La Stampa, 11 gennaio 2024

Possibile la diffusione sui giornali solo se il giudice le mette agli atti. Anac: torni l’abuso d’ufficio. Il presidente dell’Autorità anticorruzione Giuseppe Busia, strenuo difensore dei controlli, la mette così: “Se la finalità è giusta, il mezzo è sbagliato”. La cancellazione del reato di abuso d’ufficio “lascia un vuoto normativo”, va “in direzione contraria all’Europa”, si corre il rischio che i magistrati, per fare giustizia, ipotizzino fattispecie di reato più gravi. Se fra i sindaci c’è la cosiddetta paura della firma - dice sempre Busia - la responsabilità è delle “norme poco chiare e dei mezzi scarsi per le amministrazioni”.

E però è vero che la storia ci consegna decine di casi discutibili, minori, in nove volte su dieci - secondo le stime dell’Associazione dei Comuni - finiti nel nulla. È accaduto al milanese Giuseppe Sala e a Giuseppe Falcomatà, quest’ultimo sospeso due anni dalla guida di Reggio Calabria per fatti “insussistenti”. Ci sono le accuse cadute contro gli ex sindaci di Torino Chiara Appendino e dell’agrigentino Marco Zambuto: indagato nel 2014 per abuso d’ufficio, si dimise per non essere colpito dalla legge Severino sull’incandidabilità. Quando fu assolto, non poté ripresentarsi per via di una norma regionale siciliana che lo vietava ai dimissionari. Enrico Costa, responsabile giustizia di Azione, ha messo insieme un fascicolo con 150 casi. C’è il caso di Giacomo Scapin, sindaco di Ospedaletto, assolto nel 2021 per aver rimosso un volantino contro di lui dell’opposizione. O quello di Umberto Oppus, sindaco sardo di Mandas, indagato per aver utilizzato l’archivio storico comunale per scrivere un libro. O ancora c’è la vicenda del livornese Filippo Nogarin, finito nei guai per la trascrizione delle nozze di due uomini avvenuta alle Canarie.

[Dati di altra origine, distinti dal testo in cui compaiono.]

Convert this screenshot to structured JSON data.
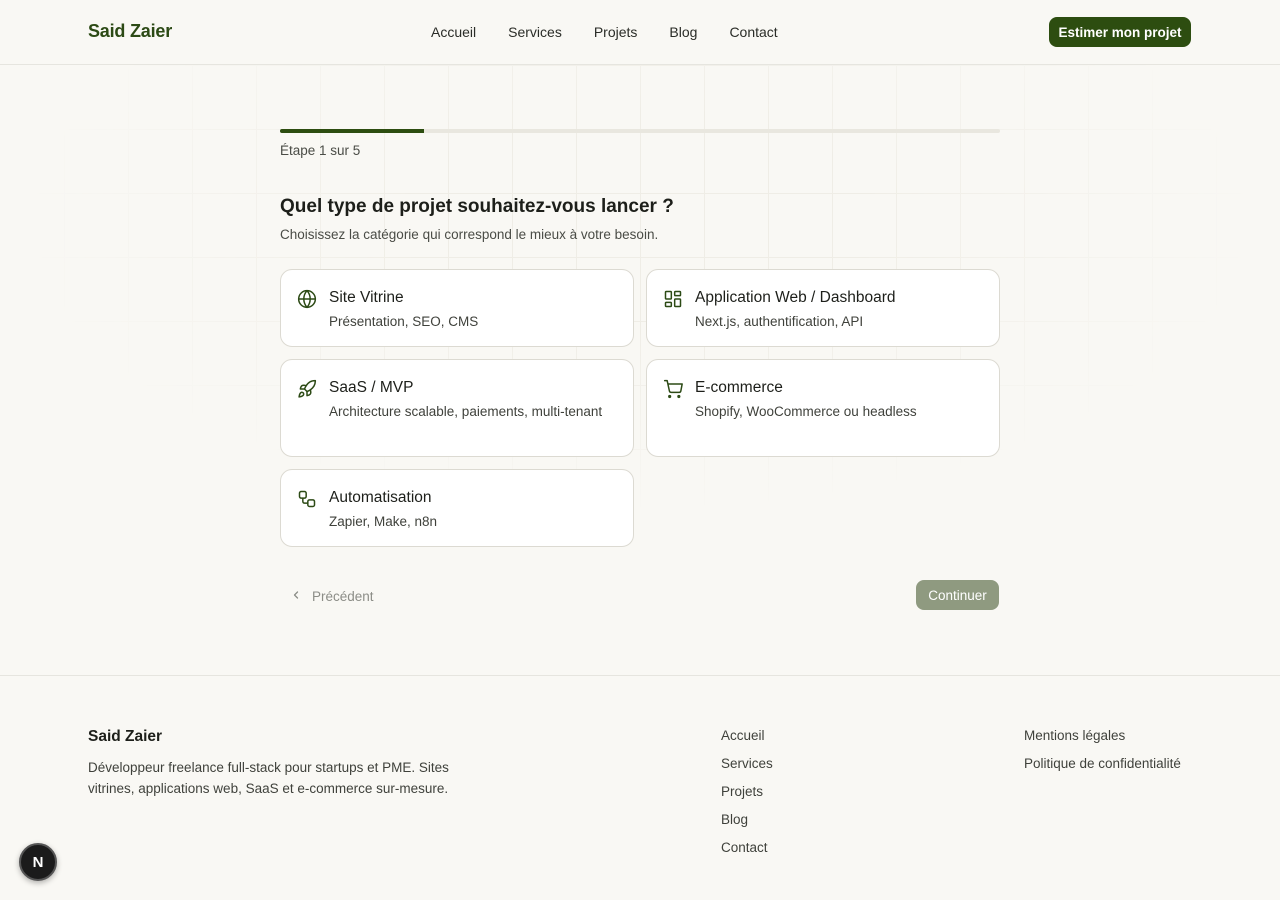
{
  "header": {
    "logo": "Said Zaier",
    "nav": [
      "Accueil",
      "Services",
      "Projets",
      "Blog",
      "Contact"
    ],
    "cta": "Estimer mon projet"
  },
  "wizard": {
    "progress": 0.2,
    "step_label": "Étape 1 sur 5",
    "title": "Quel type de projet souhaitez-vous lancer ?",
    "subtitle": "Choisissez la catégorie qui correspond le mieux à votre besoin.",
    "options": [
      {
        "title": "Site Vitrine",
        "desc": "Présentation, SEO, CMS",
        "icon": "globe-icon"
      },
      {
        "title": "Application Web / Dashboard",
        "desc": "Next.js, authentification, API",
        "icon": "dashboard-icon"
      },
      {
        "title": "SaaS / MVP",
        "desc": "Architecture scalable, paiements, multi-tenant",
        "icon": "rocket-icon"
      },
      {
        "title": "E-commerce",
        "desc": "Shopify, WooCommerce ou headless",
        "icon": "cart-icon"
      },
      {
        "title": "Automatisation",
        "desc": "Zapier, Make, n8n",
        "icon": "workflow-icon"
      }
    ],
    "prev_label": "Précédent",
    "next_label": "Continuer"
  },
  "footer": {
    "brand": "Said Zaier",
    "description": "Développeur freelance full-stack pour startups et PME. Sites vitrines, applications web, SaaS et e-commerce sur-mesure.",
    "links": [
      "Accueil",
      "Services",
      "Projets",
      "Blog",
      "Contact"
    ],
    "legal": [
      "Mentions légales",
      "Politique de confidentialité"
    ]
  },
  "dev_badge": {
    "letter": "N"
  },
  "colors": {
    "accent": "#2d4d10",
    "disabled": "#8f9a80",
    "background": "#f9f8f4"
  }
}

Non c’è sindaco di grande città o governatore regionale che non sia stato indagato e poi assolto o archiviato per abuso d’ufficio. È capitato fra gli altri ad Attilio Fontana (Lombardia), Stefano Bonaccini (Emilia), al pugliese Michele Emiliano, al campano Vincenzo De Luca, è capitato agli ex presidenti di Lazio e Sicilia, Nicola Zingaretti e Rosario Crocetta. “Prima o poi saremo costretti a reintrodurre la fattispecie”, insiste Busia. La direttiva in discussione al Parlamento europeo è al momento arenata, se ne riparlerà dopo le elezioni di giugno e l’insediamento del nuovo emiciclo. Sia come sia, ad essere preoccupata di un vuoto normativo è anche la presidente leghista della commissione Giustizia del Senato Giulia Bongiorno, che nella relazione introduttiva al disegno di legge Nordio ha chiesto di aggiungere questo inciso: “Resta ferma la possibilità di valutare in prospettiva specifici interventi addittivi con formulazioni circoscritte”.

La maggioranza nel frattempo tira dritto sulla riforma. Dopo aver approvato lunedì l’articolo uno che abolisce l’abuso d’ufficio e la breve seduta di ieri, oggi la commissione Giustizia del Senato riprenderà il voto sui singoli articoli. Si riparte dall’articolo due, che vieterà di pubblicare sui giornali intercettazioni su terze persone coinvolte nelle indagini, a meno che non siano espressamente citate nei provvedimenti dei giudici, che si tratti di ordinanze o decreti di sequestro.

Ieri il governo avrebbe dato parere favorevole a tre emendamenti di cui si discuterà questa mattina. Il primo, della leghista Erika Stefani, riguarda l’archivio digitale delle intercettazioni: affida al procuratore la tutela del segreto dei “dati personali relativi a soggetti diversi dalle parti”. La seconda proposta di modifica che sarebbe stata accolta è di Alfredo Bazoli del Partito democratico: prevede che l’interrogatorio di una persona sottoposta a indagini preliminari sia “documentato integralmente”, pena la sua inutilizzabilità. E infine ci sarebbe parere favorevole, pur se riformulato, ad un emendamento di Pierantonio Zanettin di Forza Italia che prevede la distruzione delle intercettazioni tra indagato e difensore. Già oggi non si possono usare nel processo, né pubblicare, restano però agli atti.